Companies Bet on Metallergical as Coal’s Future

Coal traffic may be down, but it’s not out. In recent months high natural gas prices have led some utilities to increase their use of coal to generate electricity.

But when coal company executives look to future they see metallurgical coal as their future.

Used in the steelmaking process, metallurgical coal is higher priced than the thermal coal used to generate electricity.

Steel demand can be cyclical but railroads and coal companies see metallurgical coal as a reliable customer base.

A report posted on the website of Trains magazine cited a $400 million investment that Arch Coal is making in a loadout at its new Leer South longwall mine in Barbour, West Virginia, as an example of the direction that coal traffic is moving.

The loadout is located on a short line, the Appalachian & Ohio, which connects with CSX at Grafton, West Virginia.

The facility is expected to reach full production in early 2022. Arch is projecting shipping 4 million tons of coal a year, or 36,350 carloads making up 300 unit trains of 110 cars annually.

CONSOL Energy is investing $90 million in its Itmann mine in southern West Virginia, which will be capable of producing 900,000 tons of metallurgical coal and up to 1 million additional tons of third-party coal.

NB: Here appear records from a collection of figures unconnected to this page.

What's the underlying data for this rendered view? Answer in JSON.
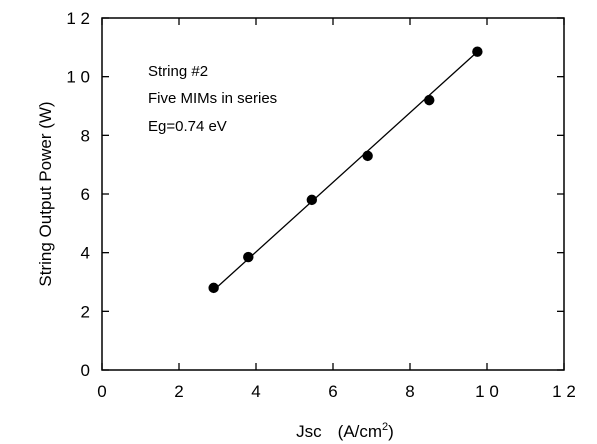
{
  "chart_data": {
    "type": "scatter",
    "title": "",
    "xlabel": "Jsc",
    "xlabel_unit": "(A/cm",
    "xlabel_sup": "2",
    "xlabel_close": ")",
    "ylabel": "String Output Power (W)",
    "xlim": [
      0,
      12
    ],
    "ylim": [
      0,
      12
    ],
    "x_ticks": [
      {
        "value": 0,
        "label": "0"
      },
      {
        "value": 2,
        "label": "2"
      },
      {
        "value": 4,
        "label": "4"
      },
      {
        "value": 6,
        "label": "6"
      },
      {
        "value": 8,
        "label": "8"
      },
      {
        "value": 10,
        "label": "1 0"
      },
      {
        "value": 12,
        "label": "1 2"
      }
    ],
    "y_ticks": [
      {
        "value": 0,
        "label": "0"
      },
      {
        "value": 2,
        "label": "2"
      },
      {
        "value": 4,
        "label": "4"
      },
      {
        "value": 6,
        "label": "6"
      },
      {
        "value": 8,
        "label": "8"
      },
      {
        "value": 10,
        "label": "1 0"
      },
      {
        "value": 12,
        "label": "1 2"
      }
    ],
    "grid": false,
    "annotations": [
      "String  #2",
      "Five MIMs in series",
      "Eg=0.74  eV"
    ],
    "series": [
      {
        "points": [
          {
            "x": 2.9,
            "y": 2.8
          },
          {
            "x": 3.8,
            "y": 3.85
          },
          {
            "x": 5.45,
            "y": 5.8
          },
          {
            "x": 6.9,
            "y": 7.3
          },
          {
            "x": 8.5,
            "y": 9.2
          },
          {
            "x": 9.75,
            "y": 10.85
          }
        ],
        "fit_line": {
          "x": [
            2.9,
            9.75
          ],
          "y": [
            2.72,
            10.85
          ]
        }
      }
    ],
    "colors": {
      "marker": "#000000",
      "line": "#000000",
      "axes": "#000000"
    }
  }
}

The Itmann complex is located on the former Virginian Railway – how operated by Norfolk Southern – near Mullens, West Virginia.

Coal mined there will be shipped to domestic steel mills and for export through the NS Lamberts Point Coal Terminal in Norfolk, Virginia.

Export coal is also seen by railroads and coal companies as a viable long-term enterprise.

Aside from Norfolk, some export coal moves on NS and CSX through the port of Mobile, Alabama. Both carriers also route export coal through Baltimore.

China leads the list of customers buying U.S. coal, having bought 2.3 million tons of metallurgical coal in the first quarter of this year.

Other big buyers have been Brazil, The Netherlands, Japan, India, and the Ukraine.